Thursday, March 15, 2012
'21 Jump Street' Movie Review
In the year of our lord two-thousand-and-twelve, did anyone expect there to be a
“21 Jump Street” movie? Were people clamoring for a “21 Jump Street” movie? Has some obscure cable network been playing re-runs of the 80s teen cop drama, stirring up a rabid underground network of fans chanting “Jump Street”, “Jump Street”, “Jump Street”? And what’s more, possibly the biggest of these questions, did anyone actually expect “21 Jump Street” to be really good? Because it is. I’m as surprised as anyone.
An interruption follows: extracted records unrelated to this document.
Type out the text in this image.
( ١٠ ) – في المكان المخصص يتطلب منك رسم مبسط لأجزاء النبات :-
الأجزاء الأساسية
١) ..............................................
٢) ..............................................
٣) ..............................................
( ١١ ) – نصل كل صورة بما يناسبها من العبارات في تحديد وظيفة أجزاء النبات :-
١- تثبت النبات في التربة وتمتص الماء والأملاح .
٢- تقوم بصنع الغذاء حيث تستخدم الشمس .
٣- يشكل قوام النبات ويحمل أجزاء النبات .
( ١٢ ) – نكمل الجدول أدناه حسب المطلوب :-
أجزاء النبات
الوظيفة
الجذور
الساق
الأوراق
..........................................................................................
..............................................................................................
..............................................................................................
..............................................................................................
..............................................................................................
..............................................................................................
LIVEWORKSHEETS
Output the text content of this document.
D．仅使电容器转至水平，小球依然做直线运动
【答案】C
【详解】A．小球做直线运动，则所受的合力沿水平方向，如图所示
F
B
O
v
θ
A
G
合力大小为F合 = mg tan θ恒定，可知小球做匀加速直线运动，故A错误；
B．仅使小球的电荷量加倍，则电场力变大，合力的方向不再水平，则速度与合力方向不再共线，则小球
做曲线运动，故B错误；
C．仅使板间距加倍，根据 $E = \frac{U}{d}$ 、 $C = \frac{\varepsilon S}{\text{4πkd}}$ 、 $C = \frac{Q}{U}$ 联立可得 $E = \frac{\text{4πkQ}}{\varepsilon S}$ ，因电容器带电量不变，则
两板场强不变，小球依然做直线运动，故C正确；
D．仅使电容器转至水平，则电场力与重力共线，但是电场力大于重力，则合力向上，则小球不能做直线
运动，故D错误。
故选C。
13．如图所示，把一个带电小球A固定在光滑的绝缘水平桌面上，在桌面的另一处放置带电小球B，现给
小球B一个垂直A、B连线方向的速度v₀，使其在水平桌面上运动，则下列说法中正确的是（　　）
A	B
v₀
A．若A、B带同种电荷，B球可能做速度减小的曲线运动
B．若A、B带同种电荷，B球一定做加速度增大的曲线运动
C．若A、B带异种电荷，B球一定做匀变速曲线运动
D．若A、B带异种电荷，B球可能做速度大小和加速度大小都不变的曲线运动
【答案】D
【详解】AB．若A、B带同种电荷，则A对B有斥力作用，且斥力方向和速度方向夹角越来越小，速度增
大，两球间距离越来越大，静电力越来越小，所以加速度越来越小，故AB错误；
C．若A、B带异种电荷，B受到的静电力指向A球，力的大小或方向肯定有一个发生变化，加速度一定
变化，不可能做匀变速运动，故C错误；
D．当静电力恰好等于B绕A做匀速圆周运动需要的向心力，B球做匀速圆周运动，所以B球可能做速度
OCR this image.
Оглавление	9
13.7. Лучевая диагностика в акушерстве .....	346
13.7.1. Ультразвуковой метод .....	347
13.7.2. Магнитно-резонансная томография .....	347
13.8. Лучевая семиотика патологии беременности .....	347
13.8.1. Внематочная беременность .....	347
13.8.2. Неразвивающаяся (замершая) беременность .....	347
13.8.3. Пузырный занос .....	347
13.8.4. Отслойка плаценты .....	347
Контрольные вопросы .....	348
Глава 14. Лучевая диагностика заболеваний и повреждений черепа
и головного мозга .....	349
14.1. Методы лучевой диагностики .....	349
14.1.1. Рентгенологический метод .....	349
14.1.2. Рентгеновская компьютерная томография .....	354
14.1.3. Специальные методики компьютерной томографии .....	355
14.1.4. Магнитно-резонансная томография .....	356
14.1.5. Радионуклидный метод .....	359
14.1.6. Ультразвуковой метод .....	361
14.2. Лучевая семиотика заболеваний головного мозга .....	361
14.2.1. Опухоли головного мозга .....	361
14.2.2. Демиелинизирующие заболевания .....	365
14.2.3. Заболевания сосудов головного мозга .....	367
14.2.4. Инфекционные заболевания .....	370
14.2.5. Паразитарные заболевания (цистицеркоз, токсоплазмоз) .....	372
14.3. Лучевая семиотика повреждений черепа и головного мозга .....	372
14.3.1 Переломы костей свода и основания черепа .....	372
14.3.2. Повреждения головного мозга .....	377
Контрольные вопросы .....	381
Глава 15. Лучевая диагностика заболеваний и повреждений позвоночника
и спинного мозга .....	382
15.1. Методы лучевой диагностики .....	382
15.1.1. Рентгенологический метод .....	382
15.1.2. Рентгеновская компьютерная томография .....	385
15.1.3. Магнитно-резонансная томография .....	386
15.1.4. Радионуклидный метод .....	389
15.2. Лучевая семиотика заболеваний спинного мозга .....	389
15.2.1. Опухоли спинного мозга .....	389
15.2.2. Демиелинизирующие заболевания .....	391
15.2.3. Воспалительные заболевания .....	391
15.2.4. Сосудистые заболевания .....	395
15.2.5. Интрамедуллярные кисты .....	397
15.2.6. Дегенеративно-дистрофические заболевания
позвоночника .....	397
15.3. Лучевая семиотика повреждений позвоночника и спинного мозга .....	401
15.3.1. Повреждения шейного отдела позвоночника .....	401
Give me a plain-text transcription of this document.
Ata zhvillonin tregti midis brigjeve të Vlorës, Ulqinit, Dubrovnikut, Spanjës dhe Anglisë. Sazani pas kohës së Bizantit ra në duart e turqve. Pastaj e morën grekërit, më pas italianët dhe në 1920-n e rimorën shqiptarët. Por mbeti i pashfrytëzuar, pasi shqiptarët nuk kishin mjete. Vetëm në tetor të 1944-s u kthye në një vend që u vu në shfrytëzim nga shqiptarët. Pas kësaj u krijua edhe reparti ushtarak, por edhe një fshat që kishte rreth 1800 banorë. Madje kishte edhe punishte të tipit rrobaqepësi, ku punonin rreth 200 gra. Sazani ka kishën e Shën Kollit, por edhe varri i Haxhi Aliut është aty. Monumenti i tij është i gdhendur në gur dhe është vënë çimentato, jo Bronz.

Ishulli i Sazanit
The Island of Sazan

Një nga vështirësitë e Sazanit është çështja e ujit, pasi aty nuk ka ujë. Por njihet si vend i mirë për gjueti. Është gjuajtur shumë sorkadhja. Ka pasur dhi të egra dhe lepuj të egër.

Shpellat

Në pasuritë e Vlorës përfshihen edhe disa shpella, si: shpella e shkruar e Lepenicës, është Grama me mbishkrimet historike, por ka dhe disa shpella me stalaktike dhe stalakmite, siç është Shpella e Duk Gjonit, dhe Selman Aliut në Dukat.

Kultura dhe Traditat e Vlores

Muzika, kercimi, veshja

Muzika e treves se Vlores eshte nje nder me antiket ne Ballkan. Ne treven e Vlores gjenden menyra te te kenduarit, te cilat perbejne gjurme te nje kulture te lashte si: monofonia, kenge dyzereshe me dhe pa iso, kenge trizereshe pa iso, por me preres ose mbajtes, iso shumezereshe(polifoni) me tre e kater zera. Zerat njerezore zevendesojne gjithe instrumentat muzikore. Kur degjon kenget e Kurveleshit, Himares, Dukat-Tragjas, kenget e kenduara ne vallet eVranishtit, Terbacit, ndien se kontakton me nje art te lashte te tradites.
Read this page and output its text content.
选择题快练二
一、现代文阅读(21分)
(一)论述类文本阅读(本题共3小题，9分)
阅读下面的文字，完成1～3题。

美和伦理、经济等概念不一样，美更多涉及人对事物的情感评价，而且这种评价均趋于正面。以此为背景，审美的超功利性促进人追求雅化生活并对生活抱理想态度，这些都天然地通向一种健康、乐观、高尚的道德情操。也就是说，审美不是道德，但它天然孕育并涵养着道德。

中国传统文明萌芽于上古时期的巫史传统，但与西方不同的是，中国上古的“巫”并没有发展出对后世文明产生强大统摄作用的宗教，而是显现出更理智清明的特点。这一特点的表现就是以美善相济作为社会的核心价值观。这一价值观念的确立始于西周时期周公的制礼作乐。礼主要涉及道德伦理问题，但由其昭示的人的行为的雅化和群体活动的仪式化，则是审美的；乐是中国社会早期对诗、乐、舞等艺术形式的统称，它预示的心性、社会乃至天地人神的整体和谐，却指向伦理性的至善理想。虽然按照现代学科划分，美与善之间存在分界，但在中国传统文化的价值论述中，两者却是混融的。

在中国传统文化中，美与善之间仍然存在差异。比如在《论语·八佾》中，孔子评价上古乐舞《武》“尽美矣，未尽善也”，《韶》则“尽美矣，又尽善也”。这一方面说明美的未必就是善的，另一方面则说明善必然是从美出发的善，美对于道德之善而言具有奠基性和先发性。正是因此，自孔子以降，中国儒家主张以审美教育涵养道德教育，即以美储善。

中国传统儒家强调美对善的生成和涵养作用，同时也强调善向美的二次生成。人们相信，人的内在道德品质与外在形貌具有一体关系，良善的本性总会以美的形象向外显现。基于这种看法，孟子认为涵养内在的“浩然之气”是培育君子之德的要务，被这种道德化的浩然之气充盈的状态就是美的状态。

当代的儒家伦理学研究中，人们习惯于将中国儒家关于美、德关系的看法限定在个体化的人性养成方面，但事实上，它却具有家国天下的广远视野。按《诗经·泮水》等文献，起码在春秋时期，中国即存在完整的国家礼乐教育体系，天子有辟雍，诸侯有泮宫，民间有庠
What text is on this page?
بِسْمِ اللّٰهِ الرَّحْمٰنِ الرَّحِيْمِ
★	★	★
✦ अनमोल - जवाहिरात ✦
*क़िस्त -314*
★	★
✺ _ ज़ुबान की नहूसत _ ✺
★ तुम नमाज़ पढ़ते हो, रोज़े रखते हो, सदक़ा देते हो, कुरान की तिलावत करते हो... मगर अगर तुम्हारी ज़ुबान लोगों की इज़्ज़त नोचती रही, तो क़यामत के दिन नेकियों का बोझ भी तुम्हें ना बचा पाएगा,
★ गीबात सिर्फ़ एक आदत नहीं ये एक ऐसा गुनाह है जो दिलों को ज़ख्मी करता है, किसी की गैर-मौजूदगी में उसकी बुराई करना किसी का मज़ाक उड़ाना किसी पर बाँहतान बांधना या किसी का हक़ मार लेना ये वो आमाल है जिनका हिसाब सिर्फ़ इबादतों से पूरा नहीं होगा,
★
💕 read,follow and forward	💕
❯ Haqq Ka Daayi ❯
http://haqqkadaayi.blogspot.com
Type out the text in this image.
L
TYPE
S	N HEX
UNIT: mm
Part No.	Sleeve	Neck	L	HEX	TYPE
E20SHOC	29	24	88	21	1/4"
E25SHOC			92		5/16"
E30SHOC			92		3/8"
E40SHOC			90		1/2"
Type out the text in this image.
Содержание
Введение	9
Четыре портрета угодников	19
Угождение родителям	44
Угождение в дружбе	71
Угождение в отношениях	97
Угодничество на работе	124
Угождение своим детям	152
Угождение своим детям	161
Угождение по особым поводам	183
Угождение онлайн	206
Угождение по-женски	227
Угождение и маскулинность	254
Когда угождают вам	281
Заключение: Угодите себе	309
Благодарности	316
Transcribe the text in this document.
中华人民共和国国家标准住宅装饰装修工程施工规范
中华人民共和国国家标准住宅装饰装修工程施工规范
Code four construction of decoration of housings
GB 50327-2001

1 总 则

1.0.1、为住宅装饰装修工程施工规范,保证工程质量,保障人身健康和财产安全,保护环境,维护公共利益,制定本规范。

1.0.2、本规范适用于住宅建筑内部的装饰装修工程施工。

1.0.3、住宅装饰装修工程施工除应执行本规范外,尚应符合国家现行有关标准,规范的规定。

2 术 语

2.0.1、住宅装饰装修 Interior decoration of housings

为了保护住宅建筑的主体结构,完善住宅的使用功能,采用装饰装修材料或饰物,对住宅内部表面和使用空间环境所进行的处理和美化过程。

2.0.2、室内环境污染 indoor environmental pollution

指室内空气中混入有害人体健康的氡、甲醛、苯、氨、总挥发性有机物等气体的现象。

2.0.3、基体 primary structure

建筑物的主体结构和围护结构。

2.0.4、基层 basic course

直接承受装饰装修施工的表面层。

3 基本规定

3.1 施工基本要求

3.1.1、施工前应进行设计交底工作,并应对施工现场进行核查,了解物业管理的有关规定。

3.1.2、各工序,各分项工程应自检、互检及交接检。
I anticipated a complete and utter disaster, but it’s serious laughs from beginning to end.
“21 Jump Street” walks a delicate line of being self-aware and self-deprecating without being obnoxious. It knows exactly what it is, an unnecessary rehash, and pokes fun at itself every perfectly paced step of the way. But you don’t watch it thinking it’s another one of those movies painfully reflexive movies. It’s like the filmmakers can’t believe they made a “21 Jump Street” movie either, and they’re totally going to mock themselves for it. This is the best popcorn movie of the year so far. And for a big, dumb movie, “21 Jump Street” is not only hysterical, it’s much more clever than you initially suspect.
“Jump Street” takes the conventions and tropes of teen films and cop movies and turns them on their ear. There’s nothing earth shattering or astonishing, but the film take things you’ve seen 1000 times and tweaks them in small ways so you don’t feel like you’re watching something you’ve seen 1000 times, even though you are. There are high-speed car chases, epic high-school parties, an undercover cop in too deep, and a gearing up for the final battle scene. Hell, there’s even a slow motion shot of doves flying away as the good guys walk with grim determination. That’s been done to death, and mocked to death, but “21 Jump Street” approaches it in a way that makes it fresh and funny and that works.
The story isn’t much to anyone familiar with the show: two rookie cops, Jenko (Channing Tatum) and Schmidt (Academy Award Nominee Jonah Hill—if I were him I would require people to refer to me as that every time I was about to drop a fart joke), blow their first bust. Because they look like twelve-year-olds they get bounced to a covert unit that places undercover officers in high schools, located at the eponymous 21 Jump Street. As the chief (Nick Offerman) says, they can’t come up with anything original, and this is some “recycled shit from the past.” Back in the day Jenko was super popular while Schmidt was a chubby, Eminem-looking outcast. However, things have changed since they roamed the hallways. Now the cool kids care, they study, they love the environment and comic books, and the two best buds find their former roles reversed in this brave new world.
Hill’s stumbly awkward humor is personable and falls in a middle ground between his roles in “Moneyball” and “Superbad”. However, it’s Tatum that is the real surprise in “21 Jump Street”. I’ve always had a mysterious soft spot for him, but I’ve never known why until now. He totally plays off and against his one-note, meat head/bro persona with incredible results, and is stone hilarious. Tatum should really stick to comedy and avoid anything serious. He was terrible in “Son of No One” and “The Eagle”, but he was the one good part of “The Dilemma” when he played for laughs. Hill and Tatum have a great chemistry and timing; they simply work well together. You feel like you’re watching two good friends, and they have a handful of legitimately sweet moments together where the bond is obvious. Their connection helps the film transcend being just another silly, foul-mouthed comedy, even a clever one, and gives it a bit of heart.
Tatum and Hill make Jenko and Schmidt real, which anchors the movie and allows the supporting cast to fly around and get ridiculous when the need arises. Ice Cube plays the head of Jump Street in a way that both lampoons the “angry black captain” stereotype, and reminds you when Ice Cube was one of the scariest dudes on the planet (NWA era Cube was a bad, bad man). Brie Larson steals Schmidt’s heart, and a lot of scenes, as the adorable, sarcastic Molly, and Dave Franco kills it as Eric, the guitar-strumming kingpin who hocks a new designer drug called Holy Fucking Shit. Rob Riggle, Ellie Kemper, and Chris Parnell all pop up as teachers—each contributing to the running, you-don’t-look-like-high-school-kids gag.
As surprising as you might find this, “21 Jump Street” is a raucous, shockingly witty, great time at the movies. The funniest thing I’ve seen so far this year, you’ll want to get to the theater to see this. There are lots of reasons to watch “21 Jump Street”, but high on that list is that you can finally say, “well I’ll be damned, Channing Tatum really does deserve a career in movies.”